What We Like: Dan's Favorites

This is most certainly an incomplete list.  More to follow later.

Stranger Than Paradise (1984)

No film I have encountered so far matches the sweet simplicity of Jim Jarmusch's Stranger Than Paradise, arguably his most focused and effective effort.  It has been said that it was Jarmusch's intent to create a foreign film about America, to see familiar institutions and social norms in the slightly skewed filter of the quirkily observant.  The film lavishes attention on awkward pauses, false starts, aimlessness, and hipster posturing in such a confident and curious manner that the smallest gesture or exchange or action wonderfully fills the screen that is usually occupied these days by a cornucopia of spectacular distractions.  And because of Jarmusch's ever-present sense of wry humor, unintentional nihilism has never been so funny.

Rushmore (1999)

A bombastic celebration of adolescence that charmingly coerced me into placing it in my favorite's list before the curtains closed on the film's final shot, no doubt the best of director Wes Anderson's trademark slow motion endings.  In this one moment slowed down, no less than a dozen or so characters are given more life and endearment than most other film personalities get in an entire two hour period.  Expressive stylization at its liveliest, Wes Anderson at his freshest, and Schwartzman and Bill Murray both at their best, hitting and underplaying each unconventional beat perfectly.  The film's heart, though, is Schwartzman's Max Fischer, the silver screen's most lovably wormy teenager.  His flagrant personality flaws and general inexperience with life are equally matched by his soaring, nerdy ambition and earnest, rehearsed confidence.
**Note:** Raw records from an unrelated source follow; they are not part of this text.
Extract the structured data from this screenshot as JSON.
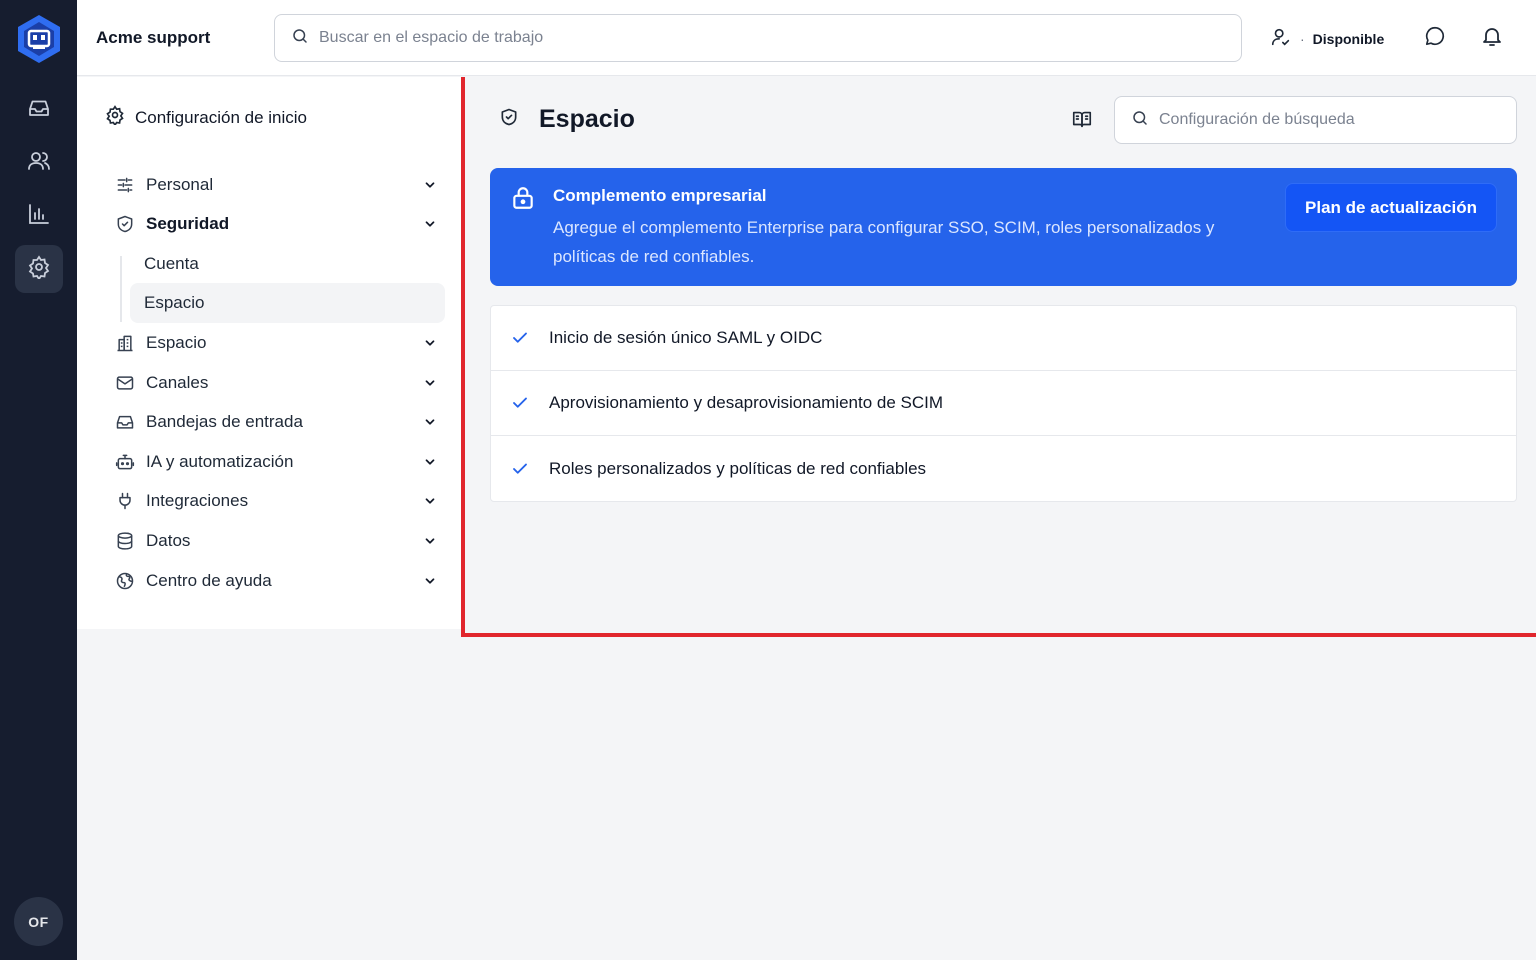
{
  "topbar": {
    "workspace_name": "Acme support",
    "search_placeholder": "Buscar en el espacio de trabajo",
    "status_separator": "·",
    "status_label": "Disponible"
  },
  "rail": {
    "avatar_initials": "OF",
    "icons": [
      "app-logo-icon",
      "inbox-icon",
      "users-icon",
      "reports-icon",
      "settings-icon"
    ]
  },
  "settings_nav": {
    "header": "Configuración de inicio",
    "items": [
      {
        "label": "Personal",
        "icon": "sliders-icon"
      },
      {
        "label": "Seguridad",
        "icon": "shield-icon"
      },
      {
        "label": "Espacio",
        "icon": "building-icon"
      },
      {
        "label": "Canales",
        "icon": "mail-icon"
      },
      {
        "label": "Bandejas de entrada",
        "icon": "inbox-icon"
      },
      {
        "label": "IA y automatización",
        "icon": "robot-icon"
      },
      {
        "label": "Integraciones",
        "icon": "plug-icon"
      },
      {
        "label": "Datos",
        "icon": "database-icon"
      },
      {
        "label": "Centro de ayuda",
        "icon": "globe-icon"
      }
    ],
    "security_sub_items": [
      {
        "label": "Cuenta"
      },
      {
        "label": "Espacio",
        "active": true
      }
    ]
  },
  "main": {
    "title": "Espacio",
    "search_placeholder": "Configuración de búsqueda",
    "banner": {
      "title": "Complemento empresarial",
      "text": "Agregue el complemento Enterprise para configurar SSO, SCIM, roles personalizados y políticas de red confiables.",
      "button_label": "Plan de actualización",
      "color": "#2563eb"
    },
    "features": [
      "Inicio de sesión único SAML y OIDC",
      "Aprovisionamiento y desaprovisionamiento de SCIM",
      "Roles personalizados y políticas de red confiables"
    ]
  },
  "colors": {
    "rail": "#161d2f",
    "accent": "#2563eb",
    "highlight_border": "#e1262d"
  }
}
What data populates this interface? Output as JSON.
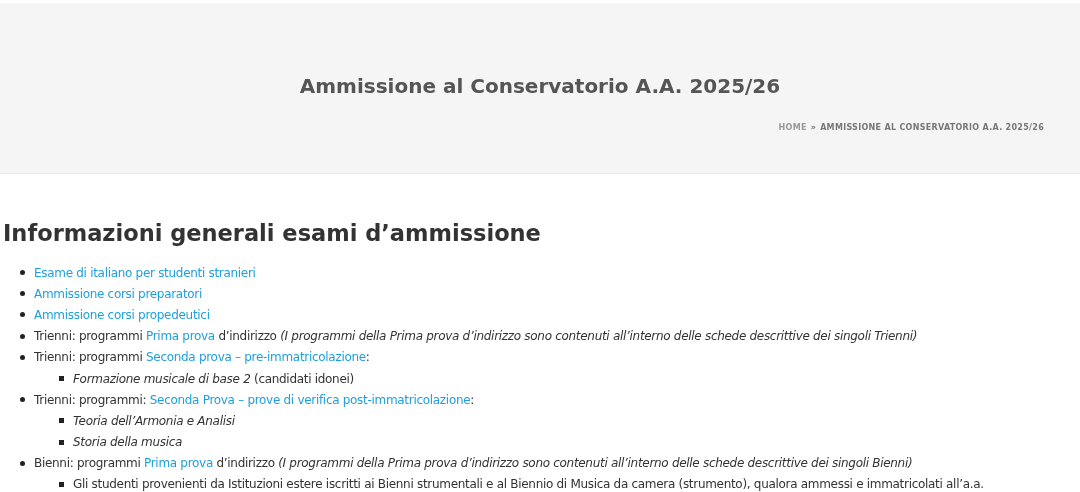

Before Sunrise/Before Sunset (1995/2004)

These two films are inseparable, one made in 1995, one made nine years later in 2004.  Together they portray the chance meetings of Jesse (Ethan Hawke), and Celine (Julie Delpy), characters so real they threaten to overtake their respective actors and film they inhabit to become two would-be soulmates whose lives we happen to have the privilege of joining for a few fleeting hours.  If When Harry Met Sally represents the Hollywood take on romantic connection through insightful conversations fraught with undertones and overtones, Before Sunrise and Before Sunset is like having one of those treasured experiences yourself.  Director Richard Linklater's style of structure also lends a certain magical quality to the films, the first takes place over the course of one night in Vienna, and the second takes place in real time (!) over the course of one afternoon in Paris, as the sun just starts to drop.  The lives they lead outside these encounters, which they frequently allude to, are wonderfully drawn but serve only as a distant reminder that their time together is both beautiful and tragic because of its transience.